Use case STX Next fit Addepto fit Winner
ML model development and operationalization within existing Python software products Strong Strong Both equally
Predictive analytics integration into fintech or SaaS platforms Strong Limited STX Next
Credit risk scoring and fraud detection model development for fintech platforms Limited Strong Addepto
Energy demand forecasting and grid optimization using time-series ML models Limited Strong Addepto
Fixed-price build Limited Limited Both equally
Staff augmentation Limited Limited Both equally

Verdict: STX Next vs Addepto

STX Next (4.3/5) is the stronger overall choice for most Machine Learning Development projects. Europe's largest Python-specialist firm uniquely positioned to embed ML into production software without the integration friction that plagues pure-play ML boutiques. It is best for organizations that need ML models operationalized inside complete Python-native software systems, not delivered as standalone models.

Addepto (4.2/5) is the better choice when mid-market companies in finance, energy, or retail needing bespoke ML models with full data pipeline support and sector-specific regulatory awareness.
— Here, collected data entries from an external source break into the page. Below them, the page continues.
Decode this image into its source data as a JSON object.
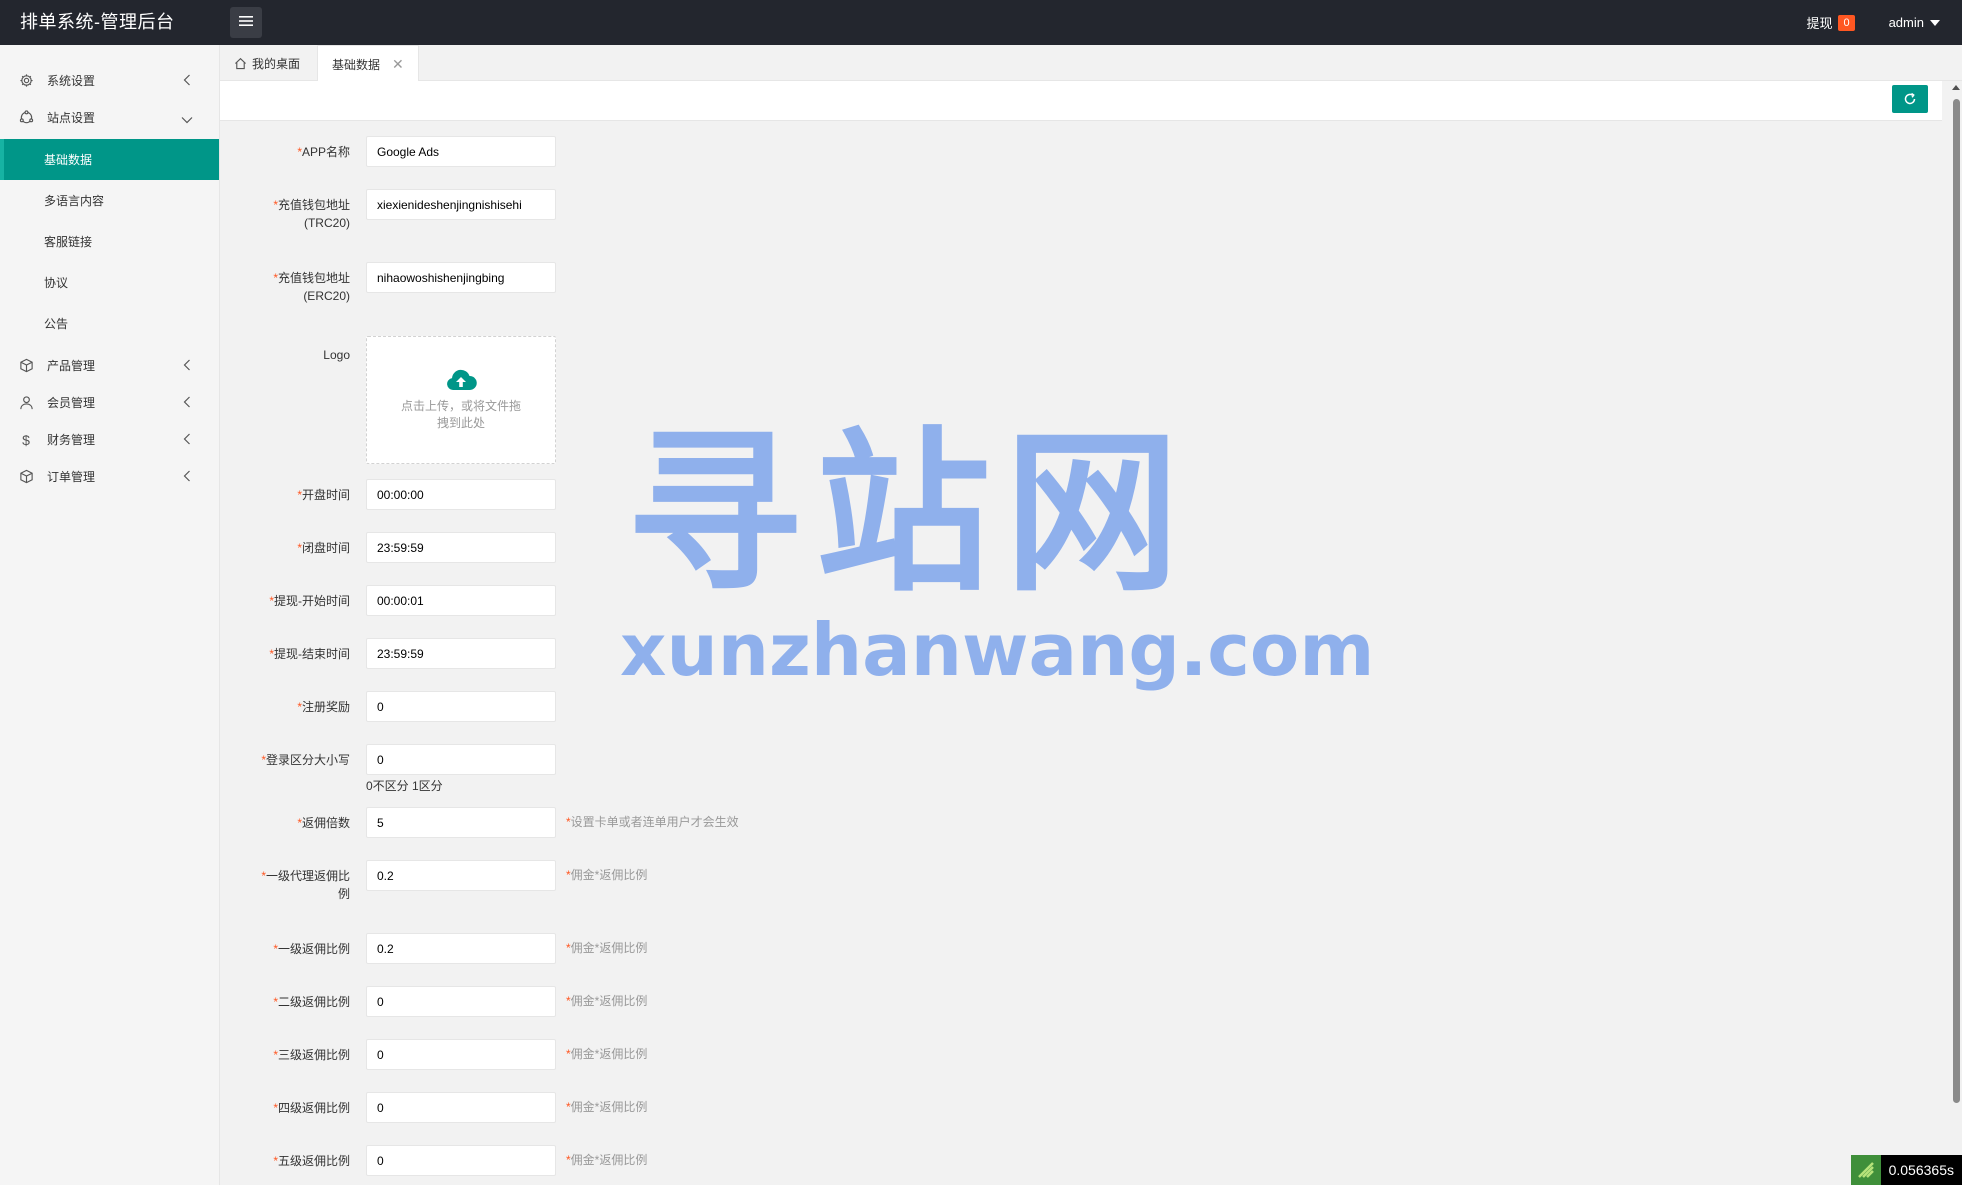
{
  "header": {
    "title": "排单系统-管理后台",
    "withdraw_label": "提现",
    "withdraw_count": "0",
    "user": "admin"
  },
  "sidebar": {
    "items": [
      {
        "label": "系统设置",
        "icon": "gear-icon"
      },
      {
        "label": "站点设置",
        "icon": "site-icon",
        "expanded": true
      },
      {
        "label": "产品管理",
        "icon": "product-icon"
      },
      {
        "label": "会员管理",
        "icon": "user-icon"
      },
      {
        "label": "财务管理",
        "icon": "dollar-icon"
      },
      {
        "label": "订单管理",
        "icon": "order-icon"
      }
    ],
    "sub_items": [
      "基础数据",
      "多语言内容",
      "客服链接",
      "协议",
      "公告"
    ],
    "active_sub": "基础数据"
  },
  "tabs": {
    "home": "我的桌面",
    "current": "基础数据"
  },
  "form": {
    "app_name": {
      "label": "APP名称",
      "value": "Google Ads"
    },
    "trc20": {
      "label_line1": "充值钱包地址",
      "label_line2": "(TRC20)",
      "value": "xiexienideshenjingnishisehi"
    },
    "erc20": {
      "label_line1": "充值钱包地址",
      "label_line2": "(ERC20)",
      "value": "nihaowoshishenjingbing"
    },
    "logo": {
      "label": "Logo",
      "upload_line1": "点击上传，或将文件拖",
      "upload_line2": "拽到此处"
    },
    "open_time": {
      "label": "开盘时间",
      "value": "00:00:00"
    },
    "close_time": {
      "label": "闭盘时间",
      "value": "23:59:59"
    },
    "withdraw_start": {
      "label": "提现-开始时间",
      "value": "00:00:01"
    },
    "withdraw_end": {
      "label": "提现-结束时间",
      "value": "23:59:59"
    },
    "register_reward": {
      "label": "注册奖励",
      "value": "0"
    },
    "login_case": {
      "label": "登录区分大小写",
      "value": "0",
      "hint": "0不区分 1区分"
    },
    "rebate_multiple": {
      "label": "返佣倍数",
      "value": "5",
      "hint": "设置卡单或者连单用户才会生效"
    },
    "agent_rate_1": {
      "label_line1": "一级代理返佣比",
      "label_line2": "例",
      "value": "0.2",
      "hint": "佣金*返佣比例"
    },
    "rate_1": {
      "label": "一级返佣比例",
      "value": "0.2",
      "hint": "佣金*返佣比例"
    },
    "rate_2": {
      "label": "二级返佣比例",
      "value": "0",
      "hint": "佣金*返佣比例"
    },
    "rate_3": {
      "label": "三级返佣比例",
      "value": "0",
      "hint": "佣金*返佣比例"
    },
    "rate_4": {
      "label": "四级返佣比例",
      "value": "0",
      "hint": "佣金*返佣比例"
    },
    "rate_5": {
      "label": "五级返佣比例",
      "value": "0",
      "hint": "佣金*返佣比例"
    }
  },
  "watermark": {
    "cn": "寻站网",
    "en": "xunzhanwang.com"
  },
  "timer": "0.056365s",
  "colors": {
    "accent": "#009688",
    "topbar": "#23262e",
    "badge": "#ff5722",
    "watermark": "#6f9bea"
  }
}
If your situation matches those criteria, Addepto is a competitive option.

Related comparisons

STX Next vs Addepto FAQ

Is STX Next better than Addepto?

STX Next (4.3/5) scores higher overall, but "better" depends on your use case. STX Next is better for organizations that need ML models operationalized inside complete Python-native software systems, not delivered as standalone models. Addepto is better for mid-market companies in finance, energy, or retail needing bespoke ML models with full data pipeline support and sector-specific regulatory awareness.

How do STX Next and Addepto differ in pricing?

STX Next uses t&m, dedicated team, fixed project pricing with a minimum engagement of $30K. Addepto uses fixed project, t&m, dedicated team pricing with a minimum engagement of $20K. Neither firm publishes a full rate card; a discovery call is required for project-specific quotes.

Which is better for enterprise: STX Next or Addepto?

Addepto is the larger team and typically the better enterprise-scale choice. For very large programmes, verify team size and compliance coverage directly with each company before shortlisting.

What are the main differences between STX Next and Addepto?

STX Next's primary differentiator is: europe's largest python-specialist firm uniquely positioned to embed ml into production software without the integration friction that plagues pure-play ml boutiques. Addepto's primary differentiator is: end-to-end ai/ml delivery with particular sector depth in financial services and energy — industries that require compliance sophistication alongside technical capability. They also differ in team size (500+ vs 50–200), minimum engagement ($30K vs $20K), and primary industries served (fintech, SaaS vs fintech, energy).

Last reviewed: July 2026. Verify all details directly with each company before making a decision.